Che cosa vuol dire partecipazione? «La per­dita di credibilità delle attuali strutture democra­tiche portano i cittadini all'avversione alle tradi­zionali forme di delega» e li spingono a parteci­pare «in primo» alla gestione della città.

«A Torino i comitati di quartiere si formano spontaneamente in forza dei bisogni insoddisfatti e disattesi di una città stravolta dall'immigrazio­ne indotta e dalla industrializzazione». I comitati di quartiere diventano portavoce delle necessità della comunità, momento di lotta per il cambia­mento della società, collegamento con scuola e fabbrica per lavorare insieme non più per l'inte­resse del singolo.

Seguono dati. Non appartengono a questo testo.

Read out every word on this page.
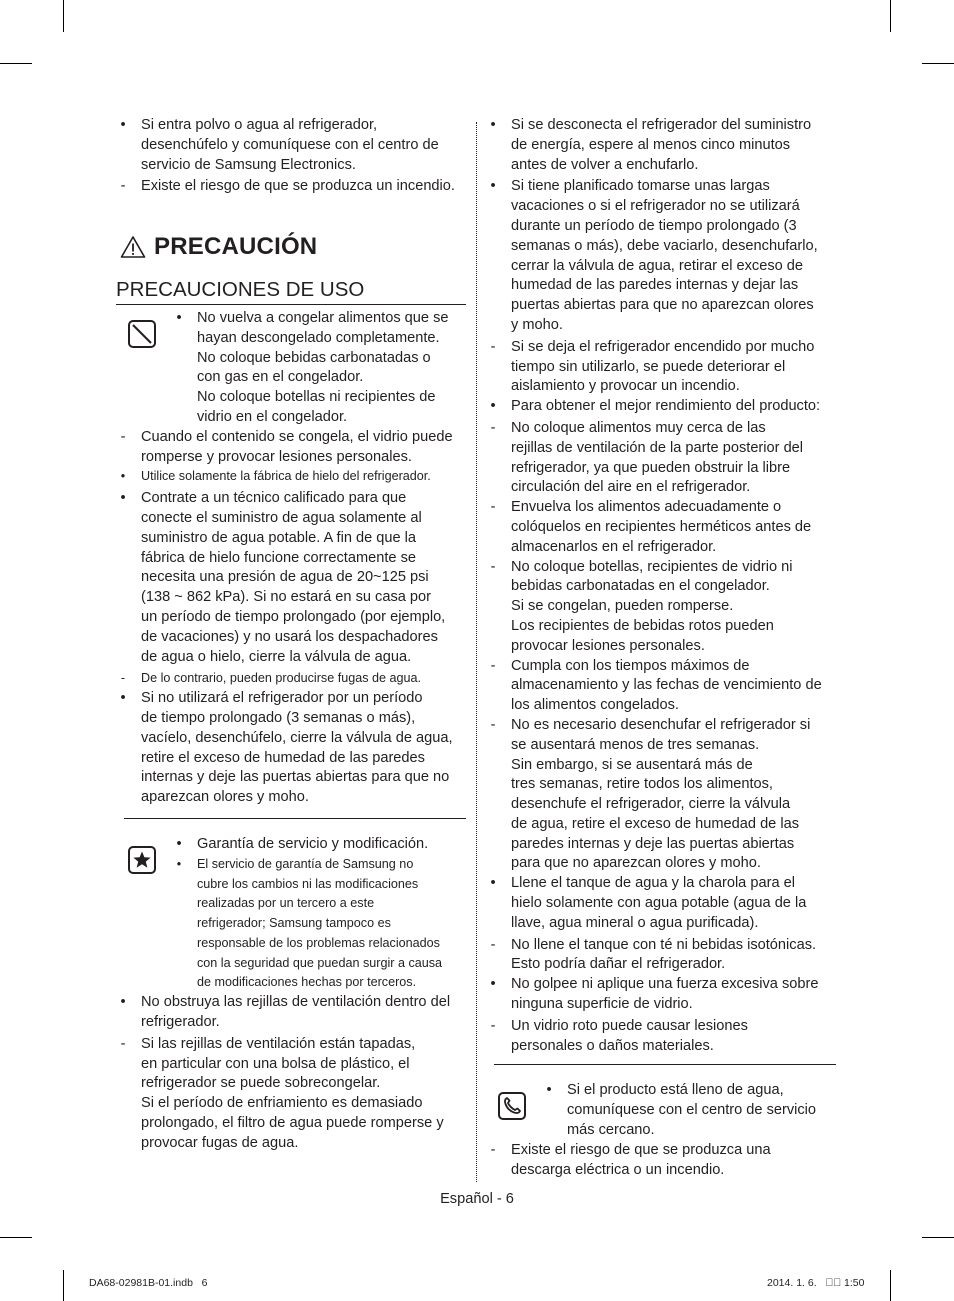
•	Si entra polvo o agua al refrigerador,
desenchúfelo y comuníquese con el centro de
servicio de Samsung Electronics.
-	Existe el riesgo de que se produzca un incendio.
PRECAUCIÓN
PRECAUCIONES DE USO
•	No vuelva a congelar alimentos que se
hayan descongelado completamente.
No coloque bebidas carbonatadas o
con gas en el congelador.
No coloque botellas ni recipientes de
vidrio en el congelador.
-	Cuando el contenido se congela, el vidrio puede
romperse y provocar lesiones personales.
•	Utilice solamente la fábrica de hielo del refrigerador.
•	Contrate a un técnico calificado para que
conecte el suministro de agua solamente al
suministro de agua potable. A fin de que la
fábrica de hielo funcione correctamente se
necesita una presión de agua de 20~125 psi
(138 ~ 862 kPa). Si no estará en su casa por
un período de tiempo prolongado (por ejemplo,
de vacaciones) y no usará los despachadores
de agua o hielo, cierre la válvula de agua.
-	De lo contrario, pueden producirse fugas de agua.
•	Si no utilizará el refrigerador por un período
de tiempo prolongado (3 semanas o más),
vacíelo, desenchúfelo, cierre la válvula de agua,
retire el exceso de humedad de las paredes
internas y deje las puertas abiertas para que no
aparezcan olores y moho.
•	Garantía de servicio y modificación.
•	El servicio de garantía de Samsung no
cubre los cambios ni las modificaciones
realizadas por un tercero a este
refrigerador; Samsung tampoco es
responsable de los problemas relacionados
con la seguridad que puedan surgir a causa
de modificaciones hechas por terceros.
•	No obstruya las rejillas de ventilación dentro del
refrigerador.
-	Si las rejillas de ventilación están tapadas,
en particular con una bolsa de plástico, el
refrigerador se puede sobrecongelar.
Si el período de enfriamiento es demasiado
prolongado, el filtro de agua puede romperse y
provocar fugas de agua.
•	Si se desconecta el refrigerador del suministro
de energía, espere al menos cinco minutos
antes de volver a enchufarlo.
•	Si tiene planificado tomarse unas largas
vacaciones o si el refrigerador no se utilizará
durante un período de tiempo prolongado (3
semanas o más), debe vaciarlo, desenchufarlo,
cerrar la válvula de agua, retirar el exceso de
humedad de las paredes internas y dejar las
puertas abiertas para que no aparezcan olores
y moho.
-	Si se deja el refrigerador encendido por mucho
tiempo sin utilizarlo, se puede deteriorar el
aislamiento y provocar un incendio.
•	Para obtener el mejor rendimiento del producto:
-	No coloque alimentos muy cerca de las
rejillas de ventilación de la parte posterior del
refrigerador, ya que pueden obstruir la libre
circulación del aire en el refrigerador.
-	Envuelva los alimentos adecuadamente o
colóquelos en recipientes herméticos antes de
almacenarlos en el refrigerador.
-	No coloque botellas, recipientes de vidrio ni
bebidas carbonatadas en el congelador.
Si se congelan, pueden romperse.
Los recipientes de bebidas rotos pueden
provocar lesiones personales.
-	Cumpla con los tiempos máximos de
almacenamiento y las fechas de vencimiento de
los alimentos congelados.
-	No es necesario desenchufar el refrigerador si
se ausentará menos de tres semanas.
Sin embargo, si se ausentará más de
tres semanas, retire todos los alimentos,
desenchufe el refrigerador, cierre la válvula
de agua, retire el exceso de humedad de las
paredes internas y deje las puertas abiertas
para que no aparezcan olores y moho.
•	Llene el tanque de agua y la charola para el
hielo solamente con agua potable (agua de la
llave, agua mineral o agua purificada).
-	No llene el tanque con té ni bebidas isotónicas.
Esto podría dañar el refrigerador.
•	No golpee ni aplique una fuerza excesiva sobre
ninguna superficie de vidrio.
-	Un vidrio roto puede causar lesiones
personales o daños materiales.
•	Si el producto está lleno de agua,
comuníquese con el centro de servicio
más cercano.
-	Existe el riesgo de que se produzca una
descarga eléctrica o un incendio.
Español - 6
DA68-02981B-01.indb   6	2014. 1. 6.   ￿￿ 1:50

Il volume si articola attraverso l'analisi di quat­tro esperienze significative per la città di Torino: le lotte del quartiere di corso Taranto; la mobi­litazione e la consultazione sul piano dei servizi; la battaglia per l'autoriduzione delle tariffe elet­triche e le iniziative contro il carovita; infine la partecipazione nella scuola attraverso i decreti delegati.

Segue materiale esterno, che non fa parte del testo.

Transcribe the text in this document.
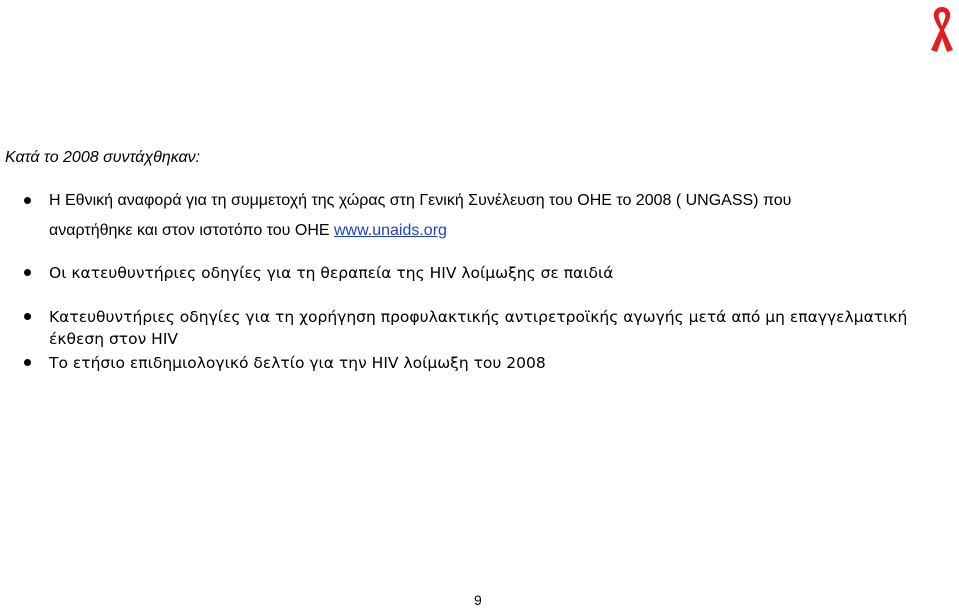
Κατά το 2008 συντάχθηκαν:
Η Εθνική αναφορά για τη συμμετοχή της χώρας στη Γενική Συνέλευση του ΟΗΕ το 2008 ( UNGASS) που
αναρτήθηκε και στον ιστοτόπο του ΟΗΕ www.unaids.org
Οι κατευθυντήριες οδηγίες για τη θεραπεία της HIV λοίμωξης σε παιδιά
Κατευθυντήριες οδηγίες για τη χορήγηση προφυλακτικής αντιρετροϊκής αγωγής μετά από μη επαγγελματική
έκθεση στον HIV
Το ετήσιο επιδημιολογικό δελτίο για την HIV λοίμωξη του 2008
9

In prossimità delle elezioni dei consigli di quar­tiere da più parti si tenta un bilancio dell'espe­rienza quartierista torinese, anche per tentare di capire, con l'analisi del prima, cosa potrà avve­nire dopo le elezioni.

In questo quadro si colloca il contributo del volume, che certamente non ha l'ambizione di esaurire il discorso, ma se mai di iniziarlo, pur con alcuni limiti, per altro significativi. Non si può infatti nascondere il carattere «interclassi­sta» del volume, forse maggiore di quello dei comitati stessi, che emerge in particolare dall'introduzione.

In essa ci si scaglia contro «il potere», la ge­rarchia, la burocrazia, senza mai tentare un'ana­lisi politica più profonda e precisa, oggi ancora così necessaria, che sottolinei quanto a Torino, e non solo a Torino, gli errori nello sviluppo di­storto della città siano riconducibili a nomi e cognomi e, soprattutto, a paternità politiche ben individuate.

L'altro limite è quello di non approfondire, o almeno accennare, il discorso della differenza tra comitati di quartiere «spontanei» e consigli di quartiere «istituzionali», tentando così di es­sere qualcosa di più che uno sguardo al passato.

Comunque in un momento in cui sembra ormai definitivamente scomparsa ogni fiducia nella pos­sibilità di modificare, non solo il quadro politico (che di per sé ha ben poco significato) ma lo sviluppo economico e sociale del paese, è certo che la lettura del volume, attraverso il resocon­to di alcune significative lotte, testimonia la ca­pacità di mobilitazione, lotta e vittoria del movi­mento di partecipazione di base, offrendo quindi implicitamente una precisa indicazione di impe­gno per i giovani militanti, e un invito ai vecchi a non abbandonare il campo.

ALBERTO DRAGONE

 

 

L. H. Mc CLELLAND, L'infermiere psichiatrico, Idelson, Napoli, 1975, pagg. 365, L. 11.000.

 

Questo volume può ritenersi positivo in quan­to riempie quel vuoto di interesse e di informa­zione, un vuoto esistente da sempre in campo psichiatrico, e in particolare nella principale concretizzazione di tale campo che è l'istitu­zione psichiatrica. Le lotte del '68 e le denun­cie sull'emarginazione hanno messo in evidenza la funzione segregante e non curativa assegnata in passato alle istituzioni psichiatriche, chia­rendo che questo «vuoto» è politico, ma non hanno saputo creare strumenti didattici fuori da una tradizione accademica. Una psichiatria che tenda a partire dai bisogni reali, dalla esi­genza e dalle sofferenze dell'uomo così come risultano alla luce dell'analisi di classe, non può che rivedere con nuovi strumenti culturali e terapeutici anche la formazione degli infer­mieri.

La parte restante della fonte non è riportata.